Preparation And Properties Of PBAT/Modified Cellulose Composites

Biodegradable plastics are widely developed in order to solve environmental pollution problem caused by traditional plastics. As a biodegradable polyester, poly(butylene adipate-co-terephthalate)(PBAT) is one of the aliphatic-aromatic polyesters and has both flexibility of aliphatic chains and rigidity of aromatic chains. However, expensive price and weak strength of PBAT limit its widespread application. Therefore, the research focus in this area is to increase the strength and reduce cost of PBAT.Cellulose was chosen to blend with PBAT due to lower prices and higher strength.

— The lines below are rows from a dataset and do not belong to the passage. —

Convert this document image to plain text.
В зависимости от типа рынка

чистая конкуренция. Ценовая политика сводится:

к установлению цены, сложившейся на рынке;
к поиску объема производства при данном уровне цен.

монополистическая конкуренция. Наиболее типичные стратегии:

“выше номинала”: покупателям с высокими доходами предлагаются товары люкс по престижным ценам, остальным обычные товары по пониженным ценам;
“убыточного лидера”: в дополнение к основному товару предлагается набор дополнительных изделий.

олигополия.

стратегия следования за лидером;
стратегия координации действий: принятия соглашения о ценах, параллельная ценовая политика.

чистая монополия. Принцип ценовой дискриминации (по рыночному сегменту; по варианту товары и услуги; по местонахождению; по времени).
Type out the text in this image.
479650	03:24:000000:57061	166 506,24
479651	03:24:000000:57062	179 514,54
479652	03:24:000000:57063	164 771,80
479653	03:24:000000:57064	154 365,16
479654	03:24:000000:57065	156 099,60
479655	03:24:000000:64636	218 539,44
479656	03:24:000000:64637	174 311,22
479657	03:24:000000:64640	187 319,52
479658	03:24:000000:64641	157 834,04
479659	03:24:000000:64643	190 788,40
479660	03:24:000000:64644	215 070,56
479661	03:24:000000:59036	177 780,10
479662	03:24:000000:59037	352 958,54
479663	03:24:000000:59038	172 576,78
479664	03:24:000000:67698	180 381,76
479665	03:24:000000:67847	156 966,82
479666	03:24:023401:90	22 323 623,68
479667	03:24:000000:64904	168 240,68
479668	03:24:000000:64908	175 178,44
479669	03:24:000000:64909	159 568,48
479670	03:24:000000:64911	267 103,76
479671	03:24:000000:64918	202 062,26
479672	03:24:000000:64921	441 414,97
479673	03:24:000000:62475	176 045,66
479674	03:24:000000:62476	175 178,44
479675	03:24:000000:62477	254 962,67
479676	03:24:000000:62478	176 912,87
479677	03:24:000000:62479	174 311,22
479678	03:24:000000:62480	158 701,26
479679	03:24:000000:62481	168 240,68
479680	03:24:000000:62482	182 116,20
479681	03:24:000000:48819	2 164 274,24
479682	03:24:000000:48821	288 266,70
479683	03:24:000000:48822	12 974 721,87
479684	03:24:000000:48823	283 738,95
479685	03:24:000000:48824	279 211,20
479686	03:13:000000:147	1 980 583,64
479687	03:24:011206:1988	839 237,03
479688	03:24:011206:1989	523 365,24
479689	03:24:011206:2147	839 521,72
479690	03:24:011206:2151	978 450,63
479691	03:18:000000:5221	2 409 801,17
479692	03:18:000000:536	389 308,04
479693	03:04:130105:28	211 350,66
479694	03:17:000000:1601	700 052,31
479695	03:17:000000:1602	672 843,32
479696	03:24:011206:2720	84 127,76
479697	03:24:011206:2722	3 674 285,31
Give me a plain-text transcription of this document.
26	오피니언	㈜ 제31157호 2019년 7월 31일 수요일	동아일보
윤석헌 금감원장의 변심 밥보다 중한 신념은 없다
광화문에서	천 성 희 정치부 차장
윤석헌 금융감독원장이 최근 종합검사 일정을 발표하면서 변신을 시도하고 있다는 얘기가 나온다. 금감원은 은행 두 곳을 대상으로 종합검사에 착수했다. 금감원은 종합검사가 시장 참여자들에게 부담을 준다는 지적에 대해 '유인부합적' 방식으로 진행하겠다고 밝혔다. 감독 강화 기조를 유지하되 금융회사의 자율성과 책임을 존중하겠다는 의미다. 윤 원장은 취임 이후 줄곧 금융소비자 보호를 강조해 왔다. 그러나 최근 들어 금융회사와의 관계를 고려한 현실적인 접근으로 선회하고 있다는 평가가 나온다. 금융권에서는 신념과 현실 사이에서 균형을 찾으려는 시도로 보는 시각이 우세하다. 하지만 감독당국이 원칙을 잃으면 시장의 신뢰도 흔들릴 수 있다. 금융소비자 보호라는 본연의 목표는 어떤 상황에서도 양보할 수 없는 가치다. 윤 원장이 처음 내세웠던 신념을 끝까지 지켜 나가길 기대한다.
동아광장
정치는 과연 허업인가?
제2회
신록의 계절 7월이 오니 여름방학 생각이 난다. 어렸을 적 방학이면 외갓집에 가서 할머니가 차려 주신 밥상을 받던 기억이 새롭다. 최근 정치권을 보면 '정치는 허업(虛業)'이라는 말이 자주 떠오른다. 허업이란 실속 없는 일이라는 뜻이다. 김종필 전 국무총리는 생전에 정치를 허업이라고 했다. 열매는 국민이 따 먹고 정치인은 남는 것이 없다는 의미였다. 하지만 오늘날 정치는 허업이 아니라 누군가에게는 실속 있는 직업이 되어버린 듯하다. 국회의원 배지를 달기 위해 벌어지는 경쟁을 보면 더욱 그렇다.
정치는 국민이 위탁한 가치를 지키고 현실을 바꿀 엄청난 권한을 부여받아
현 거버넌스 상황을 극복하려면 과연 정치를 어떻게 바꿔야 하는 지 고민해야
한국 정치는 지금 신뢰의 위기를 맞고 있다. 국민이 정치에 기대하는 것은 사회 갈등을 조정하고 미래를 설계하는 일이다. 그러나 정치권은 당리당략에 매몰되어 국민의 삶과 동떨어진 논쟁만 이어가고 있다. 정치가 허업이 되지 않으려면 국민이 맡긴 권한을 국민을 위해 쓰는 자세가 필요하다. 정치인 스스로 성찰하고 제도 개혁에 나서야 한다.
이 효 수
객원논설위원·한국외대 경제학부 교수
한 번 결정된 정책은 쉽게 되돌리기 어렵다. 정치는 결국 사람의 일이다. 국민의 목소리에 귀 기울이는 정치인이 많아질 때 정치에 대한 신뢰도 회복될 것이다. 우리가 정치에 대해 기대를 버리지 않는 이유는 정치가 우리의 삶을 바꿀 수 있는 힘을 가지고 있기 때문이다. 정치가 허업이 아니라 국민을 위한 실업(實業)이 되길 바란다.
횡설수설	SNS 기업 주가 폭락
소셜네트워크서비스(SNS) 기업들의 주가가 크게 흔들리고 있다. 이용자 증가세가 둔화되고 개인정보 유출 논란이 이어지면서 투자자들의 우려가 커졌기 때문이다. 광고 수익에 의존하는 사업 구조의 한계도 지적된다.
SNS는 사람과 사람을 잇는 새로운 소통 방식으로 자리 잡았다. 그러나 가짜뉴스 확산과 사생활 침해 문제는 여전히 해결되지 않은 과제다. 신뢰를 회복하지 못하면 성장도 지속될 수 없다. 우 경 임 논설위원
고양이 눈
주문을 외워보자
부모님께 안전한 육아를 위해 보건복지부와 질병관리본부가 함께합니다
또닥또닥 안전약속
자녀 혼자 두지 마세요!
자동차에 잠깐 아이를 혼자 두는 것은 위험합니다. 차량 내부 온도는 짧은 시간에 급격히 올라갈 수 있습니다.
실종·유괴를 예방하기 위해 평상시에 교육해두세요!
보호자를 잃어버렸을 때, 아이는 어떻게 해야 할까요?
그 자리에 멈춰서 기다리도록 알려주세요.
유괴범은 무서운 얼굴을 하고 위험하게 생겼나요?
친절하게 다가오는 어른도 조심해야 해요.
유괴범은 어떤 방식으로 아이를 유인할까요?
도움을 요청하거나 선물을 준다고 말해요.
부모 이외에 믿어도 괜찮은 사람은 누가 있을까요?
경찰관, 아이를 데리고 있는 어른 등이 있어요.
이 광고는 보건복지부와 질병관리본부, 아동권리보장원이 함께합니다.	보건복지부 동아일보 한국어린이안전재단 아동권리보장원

In order to increase the compatibility, cellulose were modified by silanization or esterification and then blended with PBAT to obtain PBAT/silanized cellulose(SG) or PBAT/cellulose laurate(LACE) composite. Mechanism of compatibility and mechanical properties were revealed. The effect of SG and LACE on mechanical properties and degradation of composites were studied. Details were as follows:(1) Three kinds of silaned cellulose SG1, SG2 and SG3 were prepared by varying ratio of MCC to HTDMS from 1:10, 3:10 to 5:10. Water absorption test found that SG became more hydrophobic with the increasing of the ratio. PBAT/SG was prepared by mixing SG with PBAT via solution blending method. IR, TEM, TGA and SEM confirmed that the composites had a good thermal stability and compatibility. PBAT/SG2 showed best mechanical properties, when the blend ratio was 85/15. The tensile strength reached 22.0 MPa while elongation at break was 577.6%.(2) LACE with substitution degree of 2.3 was synthesized by homogeneous method. PBAT/LACE composites were prepared by solution blending method. Static mechanical properties found tensile strength increased with the increase of the blend ratio. when the blend ratio was 85/15, the tensile strength was up to 21.5 MPa and elongation at break was 560.2%. IR, TEM, TGA and SEM revealed that composites had good thermal stability and compatibility when LACE content was less than 20%.(3) Degradation experiment of PBAT/SG and PBAT/LACE were investigated in phosphate buffer solution. IR and mass loss results showed that alkaline solution was more conducive to material degradation than the acidic solution in the two series of materials. The degradation order in PBAT/SG system was PBAT/SG2(85/15)>PBAT/SG3(90/10)>PBAT/SG1(90/10)>PBAT under the same pH. A faster degradation rate was observed at a larger blending ratio of LACE to PBAT in PBAT/LACE system.